教育データの標準化に取り組む内田洋行
「New Education Expo 2024」東京会場の初日である6月6日、会場内の「フューチャークラスルーム」にて、報道関係者に向けた内田洋行の発表会が開催された。最初に、代表取締役社長の大久保昇氏が登壇し、同社が2016年から取り組んでいる教育データの標準化について語った。大久保氏は「PISAにも採用されているOAT社の世界標準フォーマットをベースに、世界とともに日本のMEXCBTをはじめとした教育データの標準化を進めていきたい」と話した。
実証事例(1):子どもや家庭の見守り支援に活用する神奈川県開成町
続いて、同社が支援する2つの自治体の事例が紹介された。1つ目の事例として、神奈川県開成町の取り組みを、ICT基盤システム開発部の小森智子氏が解説した。
小森氏は、まず教育データ利活用における文部科学省やデジタル庁、こども家庭庁などの動きについて語った。「文部科学省からはMEXCBTや文部科学省Web調査システム(EduSurvey)といった自治体が利用できるツールも登場し、デジタル庁では標準規格の実装事業が複数行われ、データ利活用を推進していく土壌ができあがってきた」と話す一方で、「データ連携に向けてはさまざまな課題があり、昨年同様、難しい現状」であることも伝えた。

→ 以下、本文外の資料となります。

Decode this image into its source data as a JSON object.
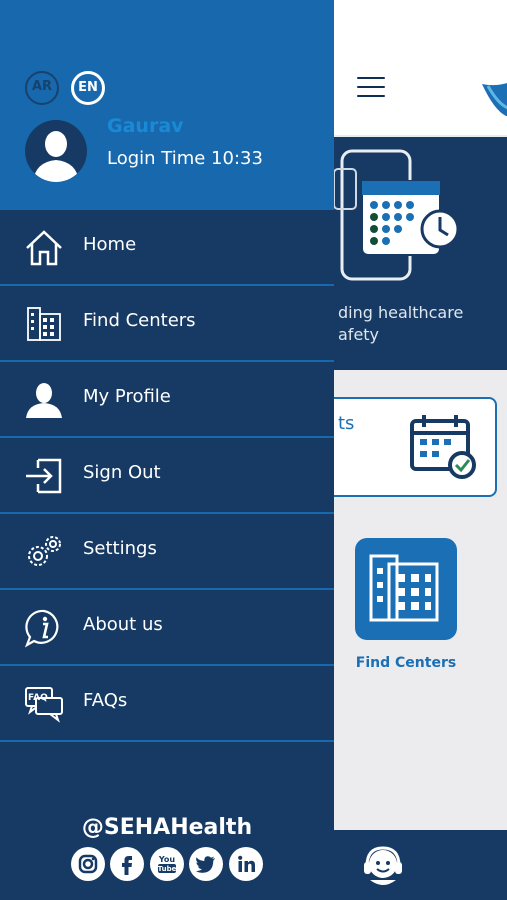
{
  "drawer": {
    "languages": {
      "ar": "AR",
      "en": "EN"
    },
    "user": {
      "name": "Gaurav",
      "login_time": "Login Time 10:33"
    },
    "menu": [
      {
        "label": "Home",
        "icon": "home-icon"
      },
      {
        "label": "Find Centers",
        "icon": "building-icon"
      },
      {
        "label": "My Profile",
        "icon": "user-icon"
      },
      {
        "label": "Sign Out",
        "icon": "sign-out-icon"
      },
      {
        "label": "Settings",
        "icon": "gears-icon"
      },
      {
        "label": "About us",
        "icon": "info-bubble-icon"
      },
      {
        "label": "FAQs",
        "icon": "faq-icon"
      }
    ],
    "social_handle": "@SEHAHealth",
    "social": [
      "instagram-icon",
      "facebook-icon",
      "youtube-icon",
      "twitter-icon",
      "linkedin-icon"
    ]
  },
  "background": {
    "hero_text": "ding healthcare afety",
    "appointments_label": "ts",
    "find_centers_label": "Find Centers"
  },
  "colors": {
    "drawer_bg": "#163a63",
    "header_bg": "#1768ac",
    "accent": "#1b6fb5",
    "user_name": "#1b8ad6"
  }
}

そのうえで、これらの課題を一つひとつどのようにクリアしていったかの事例として、神奈川県開成町の事例を紹介した。今回紹介された開成町と埼玉県戸田市は、いずれも2023年度からこども家庭庁が行っている「こどもデータ連携実証事業」に採択され、内田洋行が参画している自治体だ。
開成町は2024年4月に「こども課」を設置し、母子保健と児童福祉を一元化して子どもの支援を包括的に行う「こども家庭センター」を新設した。その取り組みのひとつである「こども見守りシステム」は、顕在化されづらいヤングケアラーや貧困、引きこもりといった課題を早期発見し対応することを目的としている。
住民記録や健康情報、福祉相談などの基幹系システムと、教育委員会が所有する校務のデータを連携させ、「こども見守り共有データベース」からシステムが困難を抱えている可能性がある家庭や子どもを抽出する。その結果から福祉部署の関係者が協議し、支援につなげていくというものだ。
発表会では実際のシステムからさらに進んだ、学習データも連携した想定のデモが行われ、「ヤングケアラー」「貧困」といった困難の類型ごとに抽出する画面が紹介された。「例えば、Aさんの出欠データを見ると、きちんと学校に行けていることがわかる。『タブレットを使った時間』で、何時にタブレットを使って勉強したかも推測でき、複数のデータを1つの画面で見ることで、子どもの状況がわかるようになっている」と、小森氏は説明した。
実際に「こども見守りシステム」で「貧困の可能性がある」とされた家庭には、自治体が把握していなかったケースもあり、給付金受給などの支援につながった成果もあったという。